After last week’s Citadella, now we show you how to get to the Buda Castle, which is probably the most visited monument in Budapest. Let’s see the details. As regards the approach there will be a lot of similarities to the previous part, especially since the Castle is in the same part of the city than the Citadel.
So: we can choose
a) Taxi. It still goes wherever you want it to, it still shows what you want to see, but there is still a good chance that the driver will show you even the northeast agglomeration. But be aware: the Castle District area is closed to vehicle traffic so the taxi won’t be able to take you to the gate.
b) Just as the Citadella, the Buda Castel is in the picturesque hills of Buda, so a walk could be a nice program. According to google maps, it’s less than a half an hour, exactly 2 km. During this half-hour we walk through the Chain Bridge and it also contains a little hiking on the hill.
c) Hop on - hop off bus: If your desire is a real tourist experience, try the hop on hop off buses, such as this or this. These sightseeing buses circulate in the city and all have Buda Castle as a stop.
d) BKV: The easiest way is bus 16 and 16A which goes directly from Deák Ferenc square and has a stop at the Castle (Szentháromság tér). A more interesting approach is to take the end of the road with “Budavári Sikló” (Budapest Castle Hill Funicular) straight up to the Castle. Otherwise, to Clark Ádám Square, from where the Funicular leaves, we can get to with the mentioned or the 105 bus.
photo:static.panoramio.com (Panoramic view from the Funicular)
It’s good to know about the Castle itself and the surrounding area that there are three main parts of the Buda Castle Quarter: the Buda Castle, the St. George's Square and the historical residential district. The construction of the castle began in 1243 and in 1255 Bela IV has mentioned it as an already built fortress in a document. There was some turning points in the history of the Buda Castle, for example when Sultan Suleiman conquered it by trickery on 29 August 1541, and also when during the World War II a significant part of the Royal Palace was destroyed. The major part of the buildings was rebuilt in the 1960s close to their original form or got a new, simpler design facade, which caused a lot of criticism of the Buda Castle. (By the way, the reconstruction of Castle Hill will be one of the most important tasks of the coming years.)
The most important attractions in the area (of course, in addition to the Castle) are the National Gallery, which is located in the castle, the Sándor Palace, which is the President's office, and also take a look at the Dísz Square, Fisherman's Bastion, Trinity statue, the Pharmacy Museum and the Hospital in the Rock (and no, it's still not the complete list).

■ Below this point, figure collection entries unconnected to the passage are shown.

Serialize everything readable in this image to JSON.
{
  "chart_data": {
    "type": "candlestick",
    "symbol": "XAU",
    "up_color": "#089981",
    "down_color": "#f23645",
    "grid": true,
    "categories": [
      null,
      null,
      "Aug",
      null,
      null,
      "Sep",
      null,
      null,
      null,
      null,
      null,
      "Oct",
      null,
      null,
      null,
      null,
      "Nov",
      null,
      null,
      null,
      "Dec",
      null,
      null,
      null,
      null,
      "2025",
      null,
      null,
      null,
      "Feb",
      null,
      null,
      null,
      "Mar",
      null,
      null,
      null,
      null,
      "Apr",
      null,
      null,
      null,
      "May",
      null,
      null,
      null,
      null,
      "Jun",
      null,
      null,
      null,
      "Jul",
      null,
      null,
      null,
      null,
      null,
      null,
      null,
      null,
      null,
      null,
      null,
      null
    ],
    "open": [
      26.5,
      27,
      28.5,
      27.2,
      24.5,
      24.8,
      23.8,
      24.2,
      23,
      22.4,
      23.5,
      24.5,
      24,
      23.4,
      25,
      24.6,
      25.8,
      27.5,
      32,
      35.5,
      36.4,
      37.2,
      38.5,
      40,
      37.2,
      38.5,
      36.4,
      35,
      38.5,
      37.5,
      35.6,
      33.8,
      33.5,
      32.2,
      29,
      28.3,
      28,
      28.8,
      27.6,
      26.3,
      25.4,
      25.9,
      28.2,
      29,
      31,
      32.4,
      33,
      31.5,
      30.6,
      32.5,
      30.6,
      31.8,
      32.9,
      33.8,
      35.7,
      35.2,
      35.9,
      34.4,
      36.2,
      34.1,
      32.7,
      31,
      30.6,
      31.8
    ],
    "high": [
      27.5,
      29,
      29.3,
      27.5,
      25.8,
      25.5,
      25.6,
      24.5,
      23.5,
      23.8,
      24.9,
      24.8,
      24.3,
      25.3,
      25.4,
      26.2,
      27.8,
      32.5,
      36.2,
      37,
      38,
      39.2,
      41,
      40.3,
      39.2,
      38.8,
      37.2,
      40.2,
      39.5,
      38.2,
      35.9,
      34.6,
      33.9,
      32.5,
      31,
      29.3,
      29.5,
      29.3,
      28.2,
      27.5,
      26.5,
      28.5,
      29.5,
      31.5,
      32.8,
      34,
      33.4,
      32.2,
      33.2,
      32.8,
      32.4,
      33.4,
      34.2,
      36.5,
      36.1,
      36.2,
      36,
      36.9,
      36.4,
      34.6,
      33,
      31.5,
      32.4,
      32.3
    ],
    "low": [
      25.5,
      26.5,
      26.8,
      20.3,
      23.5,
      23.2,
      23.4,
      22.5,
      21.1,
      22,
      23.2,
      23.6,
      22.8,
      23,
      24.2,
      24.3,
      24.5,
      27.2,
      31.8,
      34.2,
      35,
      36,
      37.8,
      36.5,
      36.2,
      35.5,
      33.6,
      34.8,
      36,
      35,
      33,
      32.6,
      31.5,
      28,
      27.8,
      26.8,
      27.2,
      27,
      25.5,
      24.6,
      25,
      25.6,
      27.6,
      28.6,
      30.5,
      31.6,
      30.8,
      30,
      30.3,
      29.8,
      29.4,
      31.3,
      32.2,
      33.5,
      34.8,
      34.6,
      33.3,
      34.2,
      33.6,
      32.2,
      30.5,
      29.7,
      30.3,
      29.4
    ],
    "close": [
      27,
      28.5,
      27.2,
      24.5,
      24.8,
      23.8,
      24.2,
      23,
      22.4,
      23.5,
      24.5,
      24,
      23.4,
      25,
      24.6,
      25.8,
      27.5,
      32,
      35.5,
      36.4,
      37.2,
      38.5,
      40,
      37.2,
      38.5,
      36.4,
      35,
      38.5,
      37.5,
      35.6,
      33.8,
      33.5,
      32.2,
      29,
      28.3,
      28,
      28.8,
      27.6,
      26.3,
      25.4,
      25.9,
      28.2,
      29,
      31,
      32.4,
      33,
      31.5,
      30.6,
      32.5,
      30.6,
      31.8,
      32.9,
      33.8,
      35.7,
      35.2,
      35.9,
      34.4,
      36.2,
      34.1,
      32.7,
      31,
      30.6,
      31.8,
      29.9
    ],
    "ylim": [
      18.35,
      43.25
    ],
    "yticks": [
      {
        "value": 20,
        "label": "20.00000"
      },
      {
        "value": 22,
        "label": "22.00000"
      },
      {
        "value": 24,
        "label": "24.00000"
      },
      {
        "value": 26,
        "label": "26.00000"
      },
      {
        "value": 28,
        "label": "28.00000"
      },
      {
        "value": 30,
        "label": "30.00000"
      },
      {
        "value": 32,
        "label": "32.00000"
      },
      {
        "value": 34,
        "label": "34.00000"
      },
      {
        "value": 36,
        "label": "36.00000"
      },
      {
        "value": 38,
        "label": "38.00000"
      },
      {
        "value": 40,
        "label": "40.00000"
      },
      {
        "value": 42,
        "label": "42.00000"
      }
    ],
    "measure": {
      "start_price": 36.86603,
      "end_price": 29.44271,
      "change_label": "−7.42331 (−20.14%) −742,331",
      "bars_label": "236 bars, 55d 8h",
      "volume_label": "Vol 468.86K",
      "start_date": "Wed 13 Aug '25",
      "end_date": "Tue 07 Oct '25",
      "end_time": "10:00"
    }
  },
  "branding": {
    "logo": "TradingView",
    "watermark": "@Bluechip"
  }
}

These are the most well-known attractions, but for example only a few people know that there is a medieval Jewish quarter under the castle, which is on the UNESCO World Heritage List. This could be so, because the 11th-century ruins can be visited only within the framework of the tour “Bupap”, which is "intermediate" tour group for a local people. But it’s definitely worth doing, because it feels very special to wander over the ground with knowing that these are streets from 7-800 years ago, as the street level was five meters below back then. And for example an original “mikveh”, a Jewish ritual bath of 13th century can be seen here, which had been excavated in its original form. It’s worth to see!